Might find some free packs thrown under the counter like I did many moon's ago, just ask the owner or counter guy.
If they out of date, just build it up with a starter.....
 
I've recently settled on

70.0% Simpsons MO
16.3% Chit malt (I think I prefer this over flakes)
7.5% (Simpsons) RB
3.7% Flaked wheat or wheat malt
2.5% (Simpsons) Chocolate

30-36 IBU FWH English/European hop

WHC Bond/Pub Ale

Target 4.2% ABV, but I've had better efficiency and stronger beer that was also good. It reminds me of O'Hara's. I try to carbonate very low and to get a fake nitro effect
 
ABV - I settled on close to 4% - it works for Guinness, and while I love Irish stouts I feel no need to do a certain recipe.
kevin58: For my money a stout under 6% ABV is porter.

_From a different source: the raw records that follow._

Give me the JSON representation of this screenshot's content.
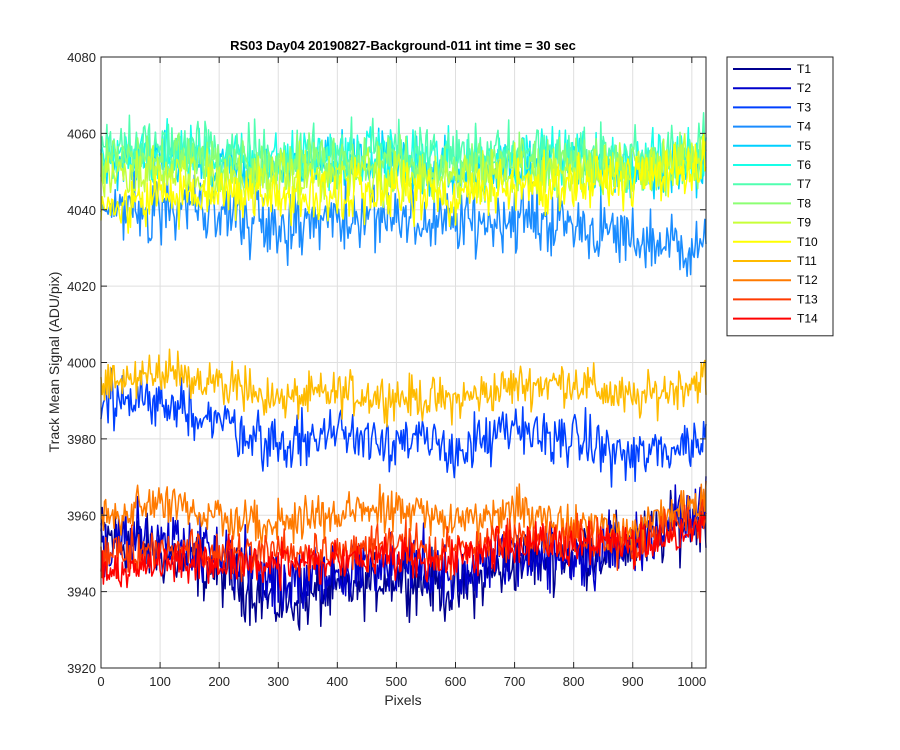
{
  "chart_data": {
    "type": "line",
    "title": "RS03 Day04 20190827-Background-011 int time = 30 sec",
    "xlabel": "Pixels",
    "ylabel": "Track Mean Signal (ADU/pix)",
    "xlim": [
      0,
      1024
    ],
    "ylim": [
      3920,
      4080
    ],
    "xticks": [
      "0",
      "100",
      "200",
      "300",
      "400",
      "500",
      "600",
      "700",
      "800",
      "900",
      "1000"
    ],
    "yticks": [
      "3920",
      "3940",
      "3960",
      "3980",
      "4000",
      "4020",
      "4040",
      "4060",
      "4080"
    ],
    "grid": true,
    "legend_position": "outside-right-top",
    "series": [
      {
        "name": "T1",
        "color": "#00008f",
        "x": [
          0,
          100,
          200,
          300,
          400,
          500,
          600,
          700,
          800,
          900,
          1024
        ],
        "values": [
          3955,
          3950,
          3945,
          3937,
          3940,
          3945,
          3940,
          3948,
          3950,
          3952,
          3960
        ],
        "noise": 6
      },
      {
        "name": "T2",
        "color": "#0000cc",
        "x": [
          0,
          100,
          200,
          300,
          400,
          500,
          600,
          700,
          800,
          900,
          1024
        ],
        "values": [
          3952,
          3955,
          3950,
          3942,
          3944,
          3948,
          3945,
          3950,
          3948,
          3952,
          3965
        ],
        "noise": 6
      },
      {
        "name": "T3",
        "color": "#0040ff",
        "x": [
          0,
          100,
          200,
          300,
          400,
          500,
          600,
          700,
          800,
          900,
          1024
        ],
        "values": [
          3990,
          3990,
          3985,
          3978,
          3982,
          3980,
          3977,
          3982,
          3980,
          3975,
          3980
        ],
        "noise": 5
      },
      {
        "name": "T4",
        "color": "#1a8cff",
        "x": [
          0,
          100,
          200,
          300,
          400,
          500,
          600,
          700,
          800,
          900,
          1024
        ],
        "values": [
          4040,
          4042,
          4040,
          4036,
          4038,
          4037,
          4036,
          4038,
          4036,
          4032,
          4030
        ],
        "noise": 6
      },
      {
        "name": "T5",
        "color": "#00d0ff",
        "x": [
          0,
          100,
          200,
          300,
          400,
          500,
          600,
          700,
          800,
          900,
          1024
        ],
        "values": [
          4052,
          4054,
          4052,
          4050,
          4052,
          4052,
          4050,
          4052,
          4052,
          4050,
          4052
        ],
        "noise": 5
      },
      {
        "name": "T6",
        "color": "#17ffe8",
        "x": [
          0,
          100,
          200,
          300,
          400,
          500,
          600,
          700,
          800,
          900,
          1024
        ],
        "values": [
          4055,
          4056,
          4054,
          4053,
          4054,
          4054,
          4053,
          4054,
          4054,
          4052,
          4055
        ],
        "noise": 5
      },
      {
        "name": "T7",
        "color": "#50ffb0",
        "x": [
          0,
          100,
          200,
          300,
          400,
          500,
          600,
          700,
          800,
          900,
          1024
        ],
        "values": [
          4056,
          4057,
          4055,
          4054,
          4055,
          4055,
          4054,
          4055,
          4055,
          4053,
          4056
        ],
        "noise": 5
      },
      {
        "name": "T8",
        "color": "#8cff73",
        "x": [
          0,
          100,
          200,
          300,
          400,
          500,
          600,
          700,
          800,
          900,
          1024
        ],
        "values": [
          4053,
          4054,
          4052,
          4051,
          4052,
          4052,
          4051,
          4052,
          4052,
          4051,
          4054
        ],
        "noise": 5
      },
      {
        "name": "T9",
        "color": "#c8ff37",
        "x": [
          0,
          100,
          200,
          300,
          400,
          500,
          600,
          700,
          800,
          900,
          1024
        ],
        "values": [
          4048,
          4050,
          4049,
          4048,
          4049,
          4049,
          4048,
          4050,
          4050,
          4050,
          4055
        ],
        "noise": 5
      },
      {
        "name": "T10",
        "color": "#ffff00",
        "x": [
          0,
          100,
          200,
          300,
          400,
          500,
          600,
          700,
          800,
          900,
          1024
        ],
        "values": [
          4040,
          4043,
          4045,
          4043,
          4045,
          4045,
          4044,
          4046,
          4047,
          4048,
          4052
        ],
        "noise": 5
      },
      {
        "name": "T11",
        "color": "#ffbb00",
        "x": [
          0,
          100,
          200,
          300,
          400,
          500,
          600,
          700,
          800,
          900,
          1024
        ],
        "values": [
          3995,
          3997,
          3995,
          3990,
          3992,
          3991,
          3990,
          3994,
          3995,
          3990,
          3996
        ],
        "noise": 4
      },
      {
        "name": "T12",
        "color": "#ff7a00",
        "x": [
          0,
          100,
          200,
          300,
          400,
          500,
          600,
          700,
          800,
          900,
          1024
        ],
        "values": [
          3960,
          3962,
          3960,
          3958,
          3960,
          3962,
          3958,
          3962,
          3958,
          3956,
          3965
        ],
        "noise": 4
      },
      {
        "name": "T13",
        "color": "#ff3a00",
        "x": [
          0,
          100,
          200,
          300,
          400,
          500,
          600,
          700,
          800,
          900,
          1024
        ],
        "values": [
          3950,
          3952,
          3950,
          3950,
          3950,
          3952,
          3950,
          3955,
          3953,
          3952,
          3960
        ],
        "noise": 4
      },
      {
        "name": "T14",
        "color": "#ff0000",
        "x": [
          0,
          100,
          200,
          300,
          400,
          500,
          600,
          700,
          800,
          900,
          1024
        ],
        "values": [
          3945,
          3948,
          3947,
          3947,
          3948,
          3949,
          3948,
          3953,
          3952,
          3952,
          3958
        ],
        "noise": 4
      }
    ]
  }
}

I agree. For me, "Stout" and "weak beer" just doesn't mix. Even our regular beers (various fruit pale is our main brew) are normally 5% or so (two bags DME).

I haven't made too many stouts because I don't brew as much as I wish and my brew-buddies mostly aren't into heavy dark stuff when we do manage to brew (we only brew meads for brewday at one of the guy's houses, usually mine is the beerspot), but every stout I have made is usually in that 8% range. Three or four bags of DME (we always round recipes to whole 3# bags), depending on what extra stuff is going in. Then final water accuracy isn't always that exact, so the 12# batch might have extra water (lowering ABV a bit), or vice versa. We think our jugs are 5.5 and 6.5 gal at the shoulder, but never exactly measured them.

So I don't have a go-to recipe for stouts yet (just the fruit pale one), but it'll depend on what you're wanting, a dry coffee one, or a sweet chocolately drink. Or find you 3-4 recipes so you can mix n match each time you brew so it's not the exact same beer over and over!
 
I'm still looking for the best stout recipe but haven't found it yet.

For me, a stout needs to be 8% ABV or higher, with a corresponding higher specific gravity. Never thin, watery and low ABV.